L’altare nella visita pastorale del 1736 veniva descritto di appartenenza all’Università di Cardile, di cui era beneficiario don Giuseppe Riccio, arciprete di Cardile, come da bolla del 1721. A favore dell’altare vi era un legato di Angela De magistro della Terra di S. Theodoro; altro legato era stato lasciato a devozione di Sant’Antonio da Francesco Riccio con un capitale di 30 ducati. I beni dell’altare venivano amministrati dal Parroco Rocco Auricchio, a cui era affidata anche l’amministrazione del Monte frumentario. I monti frumentari, anticamente, erano considerati alla stregua di una banca in natura. I contadini potevano prendere a prestito il grano presso la parrocchia e il tomolo preso a raso nel recipiente veniva restituito al Monte frumentario dopo la battitura del grano con il recipiente stesso riempito a colmo, che rappresentava una forma di interesse per il grano preso a prestito.
Per tale funzione il parroco percepiva uno stipendio.
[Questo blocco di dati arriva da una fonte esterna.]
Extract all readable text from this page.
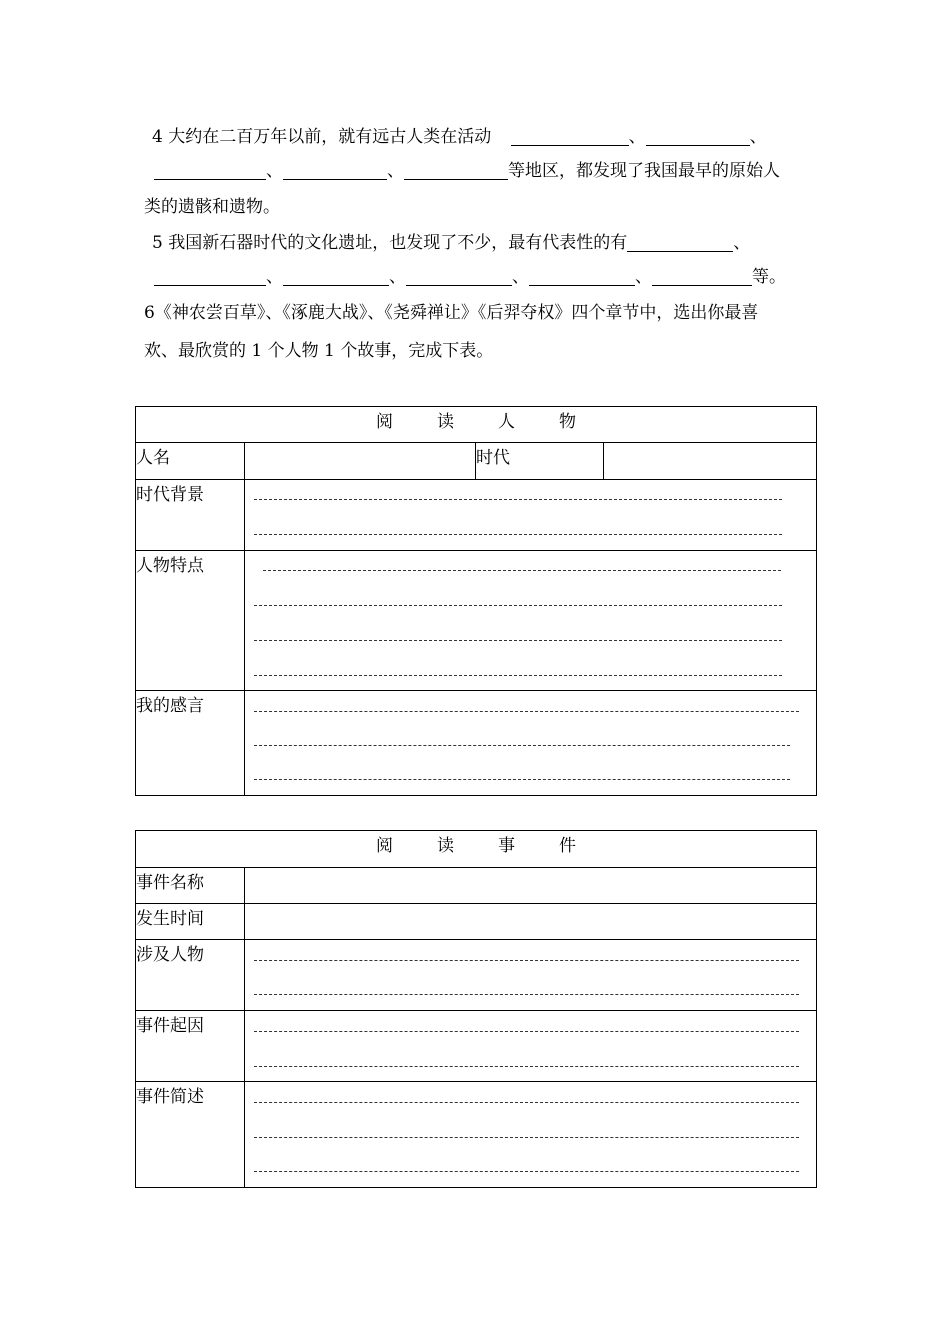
4 大约在二百万年以前，就有远古人类在活动	、	、
、	、	等地区，都发现了我国最早的原始人
类的遗骸和遗物。
5 我国新石器时代的文化遗址，也发现了不少，最有代表性的有	、
、	、	、	、	等。
6《神农尝百草》、《涿鹿大战》、《尧舜禅让》《后羿夺权》四个章节中，选出你最喜
欢、最欣赏的 1 个人物 1 个故事，完成下表。
阅 读 人 物			
人名		时代	
时代背景			

人物特点			

我的感言			
阅 读 事 件	
事件名称	
发生时间	
涉及人物	

事件起因	

事件简述	
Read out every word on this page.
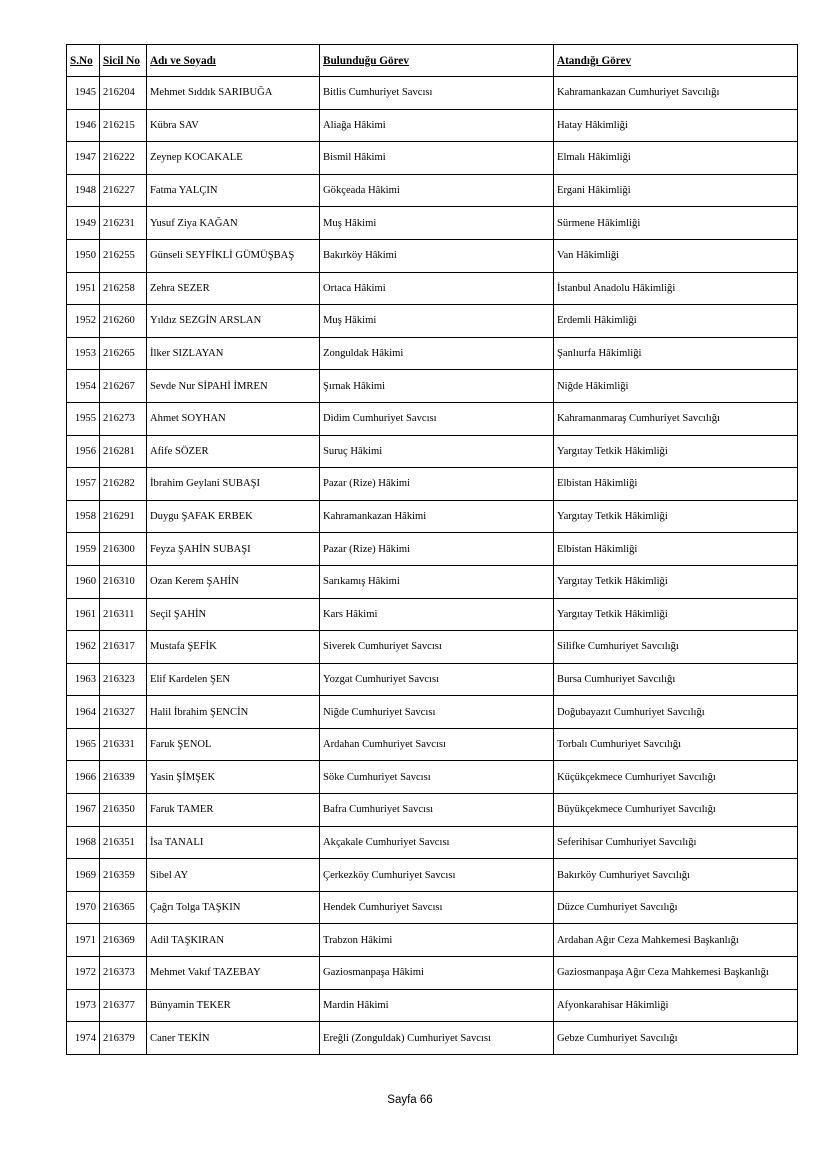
S.No	Sicil No	Adı ve Soyadı	Bulunduğu Görev	Atandığı Görev
1945	216204	Mehmet Sıddık SARIBUĞA	Bitlis Cumhuriyet Savcısı	Kahramankazan Cumhuriyet Savcılığı
1946	216215	Kübra SAV	Aliağa Hâkimi	Hatay Hâkimliği
1947	216222	Zeynep KOCAKALE	Bismil Hâkimi	Elmalı Hâkimliği
1948	216227	Fatma YALÇIN	Gökçeada Hâkimi	Ergani Hâkimliği
1949	216231	Yusuf Ziya KAĞAN	Muş Hâkimi	Sürmene Hâkimliği
1950	216255	Günseli SEYFİKLİ GÜMÜŞBAŞ	Bakırköy Hâkimi	Van Hâkimliği
1951	216258	Zehra SEZER	Ortaca Hâkimi	İstanbul Anadolu Hâkimliği
1952	216260	Yıldız SEZGİN ARSLAN	Muş Hâkimi	Erdemli Hâkimliği
1953	216265	İlker SIZLAYAN	Zonguldak Hâkimi	Şanlıurfa Hâkimliği
1954	216267	Sevde Nur SİPAHİ İMREN	Şırnak Hâkimi	Niğde Hâkimliği
1955	216273	Ahmet SOYHAN	Didim Cumhuriyet Savcısı	Kahramanmaraş Cumhuriyet Savcılığı
1956	216281	Afife SÖZER	Suruç Hâkimi	Yargıtay Tetkik Hâkimliği
1957	216282	İbrahim Geylani SUBAŞI	Pazar (Rize) Hâkimi	Elbistan Hâkimliği
1958	216291	Duygu ŞAFAK ERBEK	Kahramankazan Hâkimi	Yargıtay Tetkik Hâkimliği
1959	216300	Feyza ŞAHİN SUBAŞI	Pazar (Rize) Hâkimi	Elbistan Hâkimliği
1960	216310	Ozan Kerem ŞAHİN	Sarıkamış Hâkimi	Yargıtay Tetkik Hâkimliği
1961	216311	Seçil ŞAHİN	Kars Hâkimi	Yargıtay Tetkik Hâkimliği
1962	216317	Mustafa ŞEFİK	Siverek Cumhuriyet Savcısı	Silifke Cumhuriyet Savcılığı
1963	216323	Elif Kardelen ŞEN	Yozgat Cumhuriyet Savcısı	Bursa Cumhuriyet Savcılığı
1964	216327	Halil İbrahim ŞENCİN	Niğde Cumhuriyet Savcısı	Doğubayazıt Cumhuriyet Savcılığı
1965	216331	Faruk ŞENOL	Ardahan Cumhuriyet Savcısı	Torbalı Cumhuriyet Savcılığı
1966	216339	Yasin ŞİMŞEK	Söke Cumhuriyet Savcısı	Küçükçekmece Cumhuriyet Savcılığı
1967	216350	Faruk TAMER	Bafra Cumhuriyet Savcısı	Büyükçekmece Cumhuriyet Savcılığı
1968	216351	İsa TANALI	Akçakale Cumhuriyet Savcısı	Seferihisar Cumhuriyet Savcılığı
1969	216359	Sibel AY	Çerkezköy Cumhuriyet Savcısı	Bakırköy Cumhuriyet Savcılığı
1970	216365	Çağrı Tolga TAŞKIN	Hendek Cumhuriyet Savcısı	Düzce Cumhuriyet Savcılığı
1971	216369	Adil TAŞKIRAN	Trabzon Hâkimi	Ardahan Ağır Ceza Mahkemesi Başkanlığı
1972	216373	Mehmet Vakıf TAZEBAY	Gaziosmanpaşa Hâkimi	Gaziosmanpaşa Ağır Ceza Mahkemesi Başkanlığı
1973	216377	Bünyamin TEKER	Mardin Hâkimi	Afyonkarahisar Hâkimliği
1974	216379	Caner TEKİN	Ereğli (Zonguldak) Cumhuriyet Savcısı	Gebze Cumhuriyet Savcılığı
Sayfa 66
Sull’altare, all’interno di una nicchia, era collocata una statua lignea di Sant’Antonio da Padova. La statua di recente restaurata ha una fattura barocca e dovrebbe risalire al seicento. Il suo recente restauro ha permesso di notare come in origine la statua era rivestita di colore marrone, il quale colore richiama l’abito dei francescani, mentre in precedenza la statua era rivestita di un colore nero, a testimoniare la prima appartenenza del santo alla famiglia agostiniana.